Ces engagements de femmes dans des luttes écologiques se sont répandus un peu partout dans le monde, particulièrement dans les Suds (Inde, Afrique, Amérique du Sud…), où des femmes se sont mobilisées contre la déforestation, contre l’extractivisme ou pour la justice environnementale[2]… Très présentes dans les manifestations pour le climat, notamment en 2015, les mobilisations écoféministes sont revenues en Europe, particulièrement en France, où ces mouvements se sont multipliés et où le terme rencontre un grand succès[3].

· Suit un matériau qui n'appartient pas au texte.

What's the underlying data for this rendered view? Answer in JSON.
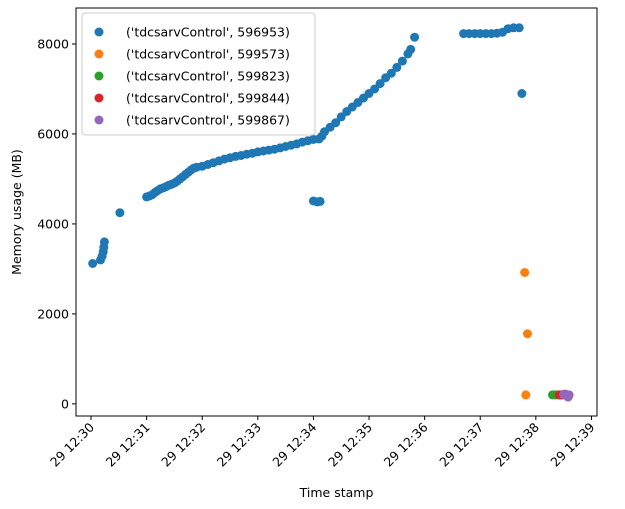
{
  "chart_data": {
    "type": "scatter",
    "title": "",
    "xlabel": "Time stamp",
    "ylabel": "Memory usage (MB)",
    "x_unit": "minutes after 12:30 on day 29",
    "xlim": [
      -0.27,
      9.1
    ],
    "ylim": [
      -270,
      8800
    ],
    "x_ticks": [
      {
        "value": 0,
        "label": "29 12:30"
      },
      {
        "value": 1,
        "label": "29 12:31"
      },
      {
        "value": 2,
        "label": "29 12:32"
      },
      {
        "value": 3,
        "label": "29 12:33"
      },
      {
        "value": 4,
        "label": "29 12:34"
      },
      {
        "value": 5,
        "label": "29 12:35"
      },
      {
        "value": 6,
        "label": "29 12:36"
      },
      {
        "value": 7,
        "label": "29 12:37"
      },
      {
        "value": 8,
        "label": "29 12:38"
      },
      {
        "value": 9,
        "label": "29 12:39"
      }
    ],
    "y_ticks": [
      {
        "value": 0,
        "label": "0"
      },
      {
        "value": 2000,
        "label": "2000"
      },
      {
        "value": 4000,
        "label": "4000"
      },
      {
        "value": 6000,
        "label": "6000"
      },
      {
        "value": 8000,
        "label": "8000"
      }
    ],
    "grid": false,
    "legend_position": "top-left",
    "series": [
      {
        "name": "('tdcsarvControl', 596953)",
        "color": "#1f77b4",
        "points": [
          [
            0.03,
            3120
          ],
          [
            0.17,
            3200
          ],
          [
            0.2,
            3280
          ],
          [
            0.22,
            3380
          ],
          [
            0.23,
            3480
          ],
          [
            0.24,
            3600
          ],
          [
            0.52,
            4250
          ],
          [
            1.0,
            4600
          ],
          [
            1.05,
            4620
          ],
          [
            1.1,
            4650
          ],
          [
            1.15,
            4700
          ],
          [
            1.2,
            4740
          ],
          [
            1.25,
            4780
          ],
          [
            1.3,
            4800
          ],
          [
            1.35,
            4830
          ],
          [
            1.4,
            4860
          ],
          [
            1.45,
            4880
          ],
          [
            1.5,
            4910
          ],
          [
            1.55,
            4950
          ],
          [
            1.6,
            5000
          ],
          [
            1.65,
            5050
          ],
          [
            1.7,
            5100
          ],
          [
            1.75,
            5150
          ],
          [
            1.8,
            5200
          ],
          [
            1.85,
            5240
          ],
          [
            1.9,
            5260
          ],
          [
            2.0,
            5280
          ],
          [
            2.1,
            5320
          ],
          [
            2.2,
            5360
          ],
          [
            2.3,
            5400
          ],
          [
            2.4,
            5440
          ],
          [
            2.5,
            5470
          ],
          [
            2.6,
            5500
          ],
          [
            2.7,
            5520
          ],
          [
            2.8,
            5550
          ],
          [
            2.9,
            5570
          ],
          [
            3.0,
            5600
          ],
          [
            3.1,
            5620
          ],
          [
            3.2,
            5640
          ],
          [
            3.3,
            5660
          ],
          [
            3.4,
            5690
          ],
          [
            3.5,
            5720
          ],
          [
            3.6,
            5750
          ],
          [
            3.7,
            5780
          ],
          [
            3.8,
            5820
          ],
          [
            3.9,
            5850
          ],
          [
            4.0,
            5880
          ],
          [
            4.1,
            5890
          ],
          [
            4.0,
            4510
          ],
          [
            4.07,
            4490
          ],
          [
            4.12,
            4500
          ],
          [
            4.15,
            5950
          ],
          [
            4.2,
            6050
          ],
          [
            4.3,
            6150
          ],
          [
            4.4,
            6250
          ],
          [
            4.5,
            6380
          ],
          [
            4.6,
            6500
          ],
          [
            4.7,
            6600
          ],
          [
            4.8,
            6700
          ],
          [
            4.9,
            6800
          ],
          [
            5.0,
            6900
          ],
          [
            5.1,
            7000
          ],
          [
            5.2,
            7120
          ],
          [
            5.3,
            7250
          ],
          [
            5.4,
            7350
          ],
          [
            5.5,
            7480
          ],
          [
            5.6,
            7620
          ],
          [
            5.7,
            7780
          ],
          [
            5.75,
            7880
          ],
          [
            5.82,
            8150
          ],
          [
            6.7,
            8230
          ],
          [
            6.8,
            8230
          ],
          [
            6.9,
            8230
          ],
          [
            7.0,
            8230
          ],
          [
            7.1,
            8230
          ],
          [
            7.2,
            8230
          ],
          [
            7.3,
            8240
          ],
          [
            7.4,
            8260
          ],
          [
            7.5,
            8340
          ],
          [
            7.6,
            8360
          ],
          [
            7.7,
            8360
          ],
          [
            7.75,
            6900
          ]
        ]
      },
      {
        "name": "('tdcsarvControl', 599573)",
        "color": "#ff7f0e",
        "points": [
          [
            7.8,
            2920
          ],
          [
            7.85,
            1560
          ],
          [
            7.82,
            200
          ]
        ]
      },
      {
        "name": "('tdcsarvControl', 599823)",
        "color": "#2ca02c",
        "points": [
          [
            8.3,
            200
          ],
          [
            8.35,
            200
          ],
          [
            8.4,
            200
          ],
          [
            8.45,
            200
          ]
        ]
      },
      {
        "name": "('tdcsarvControl', 599844)",
        "color": "#d62728",
        "points": [
          [
            8.42,
            200
          ],
          [
            8.45,
            200
          ],
          [
            8.48,
            200
          ],
          [
            8.5,
            200
          ]
        ]
      },
      {
        "name": "('tdcsarvControl', 599867)",
        "color": "#9467bd",
        "points": [
          [
            8.5,
            210
          ],
          [
            8.53,
            220
          ],
          [
            8.56,
            200
          ],
          [
            8.58,
            150
          ],
          [
            8.6,
            200
          ]
        ]
      }
    ]
  }
}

Cependant, cette façon d’associer les femmes et la nature paraît suspecte à certains. Les femmes seraient-elles, par nature, plus portées à s’occuper de l’environnement ? Seraient-elles plus naturelles que les hommes ? La méfiance est particulièrement forte dans un pays comme la France où l’on affirme volontiers que la nature n’existe pas et où la tradition féministe est plutôt universaliste (les femmes sont des hommes comme les autres) et constructiviste : « on ne naît pas femme, on le devient ». Cette tradition ne peut qu’être hostile à un différentialisme qui prêterait une nature particulière aux femmes. La nature n’est donc pas une ressource pour les femmes, c’est au contraire le piège qui leur est tendu : les femmes sont naturalisées pour être mieux dominées.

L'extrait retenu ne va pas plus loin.